Abstract
Background Recent advances in Artificial Intelligence (AI), particularly in Large Language Models (LLMs) like GPT-4o (ChatGPT) and others, have shown impressive performance in medical domains, including passing licensing exams and, in some cases, surpassing physicians in general diagnostic and reasoning tasks. However, their reliability and clinical utility in highly specialized, real-world medical settings—such as in hematology diagnostics and therapy—have not been rigorously evaluated. Malignant hematology poses unique challenges due to its complex pathophysiology, layered diagnostic frameworks, and the need for nuanced, high-stakes clinical decision-making mainly derived from highly specialized physicians, making it an ideal testbed for assessing the true capabilities and limitations of these models.
Objectives To evaluate how well state-of-the-art LLMs handle real-world hematology cases, focusing on their ability to make accurate diagnoses, predict outcomes, follow treatment guidelines, and suggest relevant clinical trials.
Method We developed a test set of 30 complex, real-world clinical cases of myelodysplastic syndromes (MDS). We chose MDS as a representative hematologic malignancy due to its diagnostic complexity and need for expert subspecialty care. Each case required integration of clinical, morphological, cytogenetic, and molecular data—mirroring real-life decision-making in hematology. A standardized prompt was used to query multiple LLMs—ChatGPT (GPT-4o and GPTo3), Claude, and DeepSeek. Models were tasked with providing a diagnosis per WHO 2022/ICC criteria, calculating IPSS-R/IPSS-M risk scores, and recommending appropriate treatment and clinical trials. Responses were independently reviewed by a blinded panel of eleven international MDS experts, who scored them on diagnostic accuracy, prognostic assessment, and treatment relevance on a Likert scale 1-5, with score ≥ 4 considered correct per expert opinion. Factual errors were also categorized as none, minor, or major. To evaluate the consistency of expert ratings, we used the intraclass correlation coefficient (ICC) to measure how well experts agreed on numerical scores and Cohen’s κ (kappa) to assess their agreement when identifying errors.

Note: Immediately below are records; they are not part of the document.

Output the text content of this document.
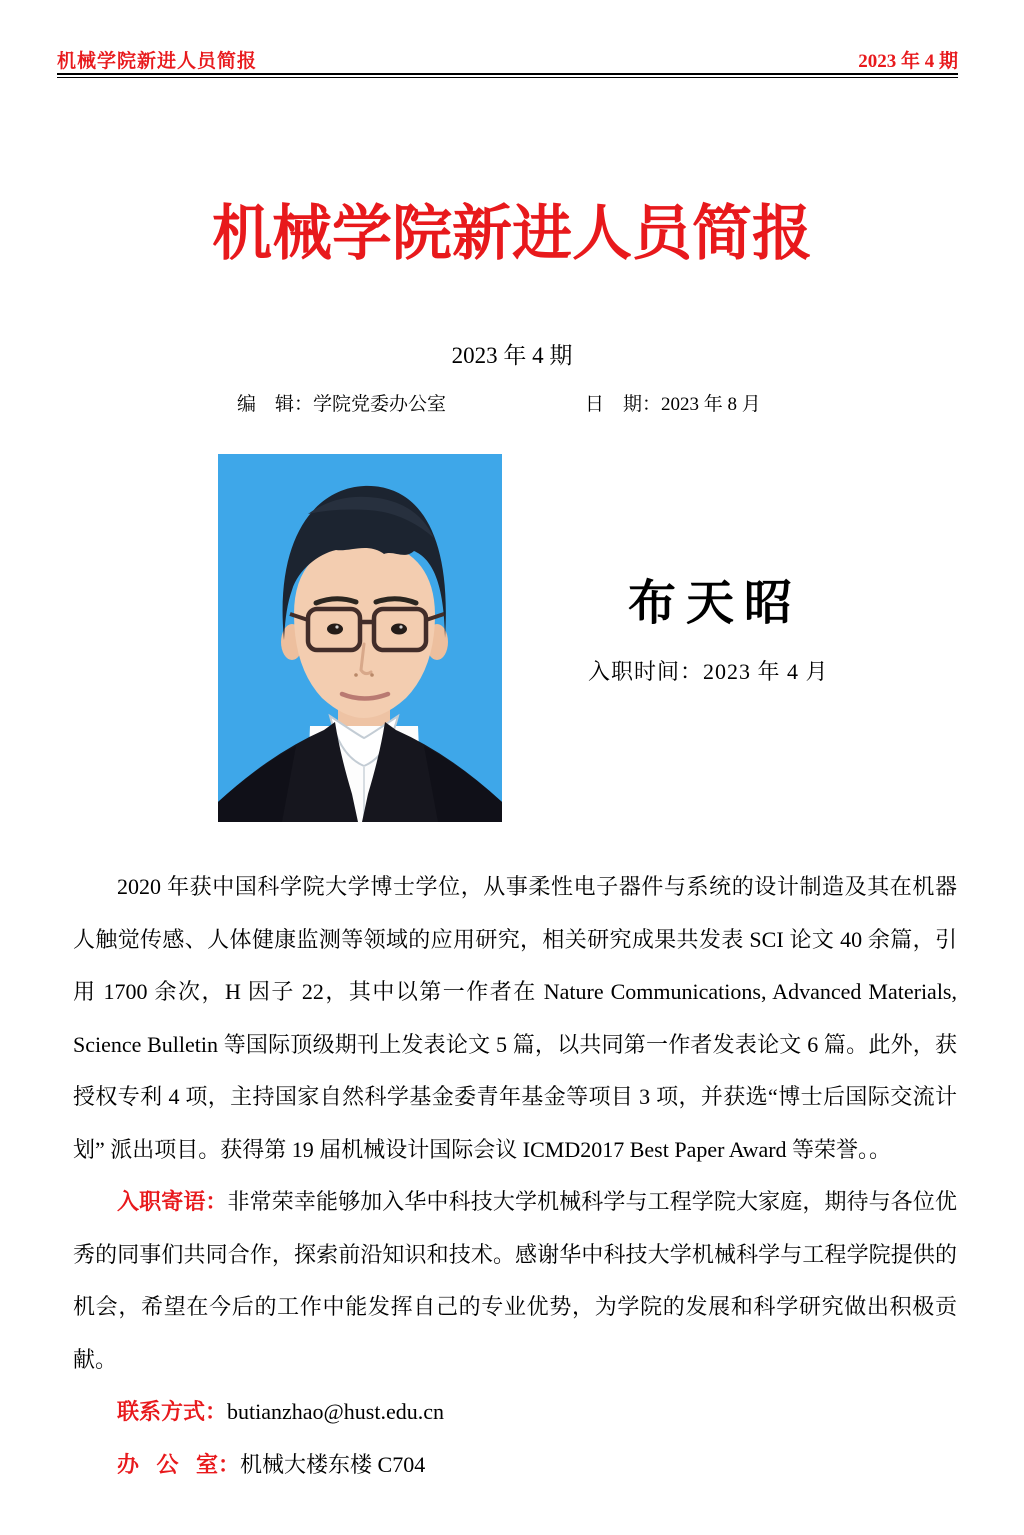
机械学院新进人员简报	2023 年 4 期
机械学院新进人员简报
2023 年 4 期
编　辑：学院党委办公室	日　期：2023 年 8 月
布天昭
入职时间：2023 年 4 月

2020 年获中国科学院大学博士学位，从事柔性电子器件与系统的设计制造及其在机器人触觉传感、人体健康监测等领域的应用研究，相关研究成果共发表 SCI 论文 40 余篇，引用 1700 余次，H 因子 22，其中以第一作者在 Nature Communications, Advanced Materials, Science Bulletin 等国际顶级期刊上发表论文 5 篇，以共同第一作者发表论文 6 篇。此外，获授权专利 4 项，主持国家自然科学基金委青年基金等项目 3 项，并获选“博士后国际交流计划” 派出项目。获得第 19 届机械设计国际会议 ICMD2017 Best Paper Award 等荣誉。。

入职寄语：非常荣幸能够加入华中科技大学机械科学与工程学院大家庭，期待与各位优秀的同事们共同合作，探索前沿知识和技术。感谢华中科技大学机械科学与工程学院提供的机会，希望在今后的工作中能发挥自己的专业优势，为学院的发展和科学研究做出积极贡献。

联系方式：butianzhao@hust.edu.cn

办 公 室：机械大楼东楼 C704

Results The highest-performing model was GPT-o3, achieving 58% agreement with expert clinical assessments. This was followed by GPT-4o (42%), DeepSeek (31%), and Claude (26%). On a 1–5 scale, the average expert-assigned scores across domains were as follows: GPT-o3 (overall 3.48; Diagnosis 3.68, Prognosis 3.58, Treatment 3.56, Clinical Trials 3.09), GPT-4o (3.22; 3.14 / 3.20 / 3.39 / 3.16), DeepSeek (2.98; 2.92 / 3.01 / 3.15 / 2.83), and Claude (2.86; 2.72 / 2.90 / 3.09 / 2.73), respectively.
Major factual errors (hallucinations) were frequent across all models, each exceeding a 25% rate: GPT-o3 and GPT-4o (both 26%), DeepSeek (33%), and Claude (36%). Minor factual error rates were similarly high: GPT-o3 and Claude (47%), DeepSeek (49%), and GPT-4o (52%).
Experts showed strong agreement in their evaluations, with high consistency in scoring (ICC = 0.81) and in identifying AI errors or hallucinations (κ = 0.76), confirming the reliability of the review process.
Conclusion Despite recent reports suggesting that models like ChatGPT have outperformed physicians in diagnostic accuracy and clinical decision-making, current state-of-the-art LLMs underperform in highly specialized and complex clinical scenarios in hematologic malignancies. Even advanced reasoning models such as GPT-o3 have fallen short of expert expectations. These findings underscore that general-purpose LLMs are not yet suitable for autonomous clinical use in hematology. Their deployment should be approached with caution, and further research is essential to rigorously evaluate their performance across all subdomains of hematology.